No, I think if we look at South Africa and we benchmark it against what’s happening in the rest of the world. I think everywhere there are issues, at the moment. I think we are in a totally new, different type of world where geo political issues are of a nature that we haven’t seen before and we certainly, in South Africa are not alone in any of these spaces.

It is interesting that, isn’t it that being perhaps because of the geography or the tyranny of distance away from where the big thing are happing in Europe, or China, or even in North America. What happens in Pretoria, Johannesburg, Cape Town, and Durban seems to be so much more important and so much more isolated than trying to get perspective of a global environment, when often South Africa is just a participant in broad trends.

Absolutely, as I said, I think if one looks at what is happening in the UK, we have Brexit coming up on the 23rd June, a huge issue. We look at what’s happening in Germany. We look at Austria, where they, I can’t remember by how many percentage points, they just missed being ruled by some extremists. We go across to America, where things look quite interesting and so are they interesting in South Africa.

What would happen, now its interesting coming from Qatar, as you do, if Donald Trump were to be elected president, which is not inconceivable?

One would probably find that he would have to tone himself down a little bit and I think life would carry on.

But the reaction from the Middle East, even from Qataris, who are more moderate than most, would presumably be quite violent.

Well, I think we’ve all heard and read his utterances and one doesn’t know what is being said behind closed doors, but clearly one wouldn’t be going through life, not in exclusive or excluding people on that basis. At the end of the day probably finance and economies rule.

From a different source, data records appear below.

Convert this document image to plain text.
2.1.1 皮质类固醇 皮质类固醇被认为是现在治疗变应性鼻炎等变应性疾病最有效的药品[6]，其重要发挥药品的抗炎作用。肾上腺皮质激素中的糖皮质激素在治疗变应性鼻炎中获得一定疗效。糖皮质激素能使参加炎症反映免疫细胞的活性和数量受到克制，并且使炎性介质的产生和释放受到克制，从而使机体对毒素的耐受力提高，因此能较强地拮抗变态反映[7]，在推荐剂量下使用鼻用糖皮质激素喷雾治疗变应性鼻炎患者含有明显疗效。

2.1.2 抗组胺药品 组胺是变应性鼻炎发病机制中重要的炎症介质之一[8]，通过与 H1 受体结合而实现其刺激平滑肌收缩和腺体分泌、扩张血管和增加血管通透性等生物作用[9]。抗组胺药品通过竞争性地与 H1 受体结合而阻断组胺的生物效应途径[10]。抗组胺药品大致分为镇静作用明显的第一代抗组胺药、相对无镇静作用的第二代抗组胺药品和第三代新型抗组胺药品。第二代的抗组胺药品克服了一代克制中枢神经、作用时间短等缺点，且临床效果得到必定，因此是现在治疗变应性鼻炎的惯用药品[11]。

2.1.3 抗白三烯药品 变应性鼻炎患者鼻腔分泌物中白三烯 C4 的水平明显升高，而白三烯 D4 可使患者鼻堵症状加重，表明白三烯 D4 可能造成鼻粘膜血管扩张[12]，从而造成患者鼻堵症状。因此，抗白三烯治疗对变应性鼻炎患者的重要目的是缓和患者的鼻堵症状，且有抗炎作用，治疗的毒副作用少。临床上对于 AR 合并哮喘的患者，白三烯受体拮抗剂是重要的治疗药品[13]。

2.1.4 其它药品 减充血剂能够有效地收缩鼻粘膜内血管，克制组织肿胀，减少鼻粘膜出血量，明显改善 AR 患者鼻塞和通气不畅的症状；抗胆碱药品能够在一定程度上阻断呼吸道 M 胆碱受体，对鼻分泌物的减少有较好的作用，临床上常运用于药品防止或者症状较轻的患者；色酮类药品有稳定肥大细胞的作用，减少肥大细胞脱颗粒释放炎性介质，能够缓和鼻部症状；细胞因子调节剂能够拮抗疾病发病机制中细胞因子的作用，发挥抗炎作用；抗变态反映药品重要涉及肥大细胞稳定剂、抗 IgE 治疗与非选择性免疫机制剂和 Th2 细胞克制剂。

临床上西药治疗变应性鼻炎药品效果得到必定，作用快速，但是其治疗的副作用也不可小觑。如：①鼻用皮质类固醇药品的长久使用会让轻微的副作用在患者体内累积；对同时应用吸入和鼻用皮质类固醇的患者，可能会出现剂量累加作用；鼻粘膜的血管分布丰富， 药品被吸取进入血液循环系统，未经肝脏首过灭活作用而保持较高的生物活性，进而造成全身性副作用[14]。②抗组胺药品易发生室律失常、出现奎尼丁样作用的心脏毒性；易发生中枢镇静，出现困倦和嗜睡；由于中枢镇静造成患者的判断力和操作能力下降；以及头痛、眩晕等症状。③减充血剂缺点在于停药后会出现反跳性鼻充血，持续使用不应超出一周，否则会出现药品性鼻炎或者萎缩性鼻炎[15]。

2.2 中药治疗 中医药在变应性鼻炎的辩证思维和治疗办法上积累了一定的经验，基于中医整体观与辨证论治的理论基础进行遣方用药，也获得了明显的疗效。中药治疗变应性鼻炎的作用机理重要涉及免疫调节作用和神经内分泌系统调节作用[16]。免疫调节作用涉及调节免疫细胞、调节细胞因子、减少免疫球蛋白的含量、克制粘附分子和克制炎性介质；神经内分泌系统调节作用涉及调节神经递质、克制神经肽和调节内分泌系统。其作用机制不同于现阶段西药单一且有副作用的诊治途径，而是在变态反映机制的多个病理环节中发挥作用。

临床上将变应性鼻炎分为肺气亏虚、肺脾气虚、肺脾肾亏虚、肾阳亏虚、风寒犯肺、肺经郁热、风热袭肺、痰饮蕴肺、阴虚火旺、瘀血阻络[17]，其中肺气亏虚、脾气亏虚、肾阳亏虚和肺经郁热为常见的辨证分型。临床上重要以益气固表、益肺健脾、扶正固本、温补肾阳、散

So the world is a difficult place at the moment. It’s quite a scary place for many people. The extremists, as you’ve mentioned are in an ascendancy in many parts of the world. How do you invest your money to offset this?

Alec, probably the best thing to do is to put it under the mattress at this stage.

Keep it in cash, and keep it in hard currencies?

Exactly.

You’re not an equity investor or perhaps bonds of more risky countries. We know South Africa’s bonds are now yielding nearly ten percent, so there are some risk adverse investors who are going there.

I think they say the shoemaker usually normally has the worst shoes, and the butcher eats the worst meat, so the best that I can hope to do is have a good fund manager or portfolio manager, who I entrust the little bit of cash that I have to them, and he looks after my Pension Fund for me.

So you’re 59. You’re going back home to South Africa. You’re going to be joining the Board of Nedbank. What are you going to be doing for the next few years?

Well I think the first thing is just to get back and get my feet under the board table at Nedbank, and then to take it from there. I think there’s enough to do in the initial stages, to make sure that one starts understanding issues to discharge your fiduciary responsibilities in a responsibility manner at Nedbank. Then we will see what happens from there.

For youngsters, who are at university, who have seen the role that you’ve played for the country, helping South Africa avoid a very difficult situation that most other countries went through in the global financial crisis. What would you advise them? If they want to follow in your footsteps how would they do it?

Hard work, I think firstly make sure that one is properly educated, study, hard work and, above all, travel and broaden one’s mind, broaden one’s knowledge. I think when we started out, when we were youngsters, the world was very much compartmentalised. It’s now a global village. What happens on the east side of town totally influences what happens on the west side. That didn’t happen before and one needs to understand that. The dynamics have changed, so I think youngsters should spread their wings and experience different cultures. Experience what different geopolitical issues are, and then employ that back into their, own environment.

So try and broaden your horizons?

Absolutely.

Errol Kruger is the former Banking Regulator in South Africa and until the end of July, the Managing Director of Supervision and Authorisation at the Qatar Financial Centre.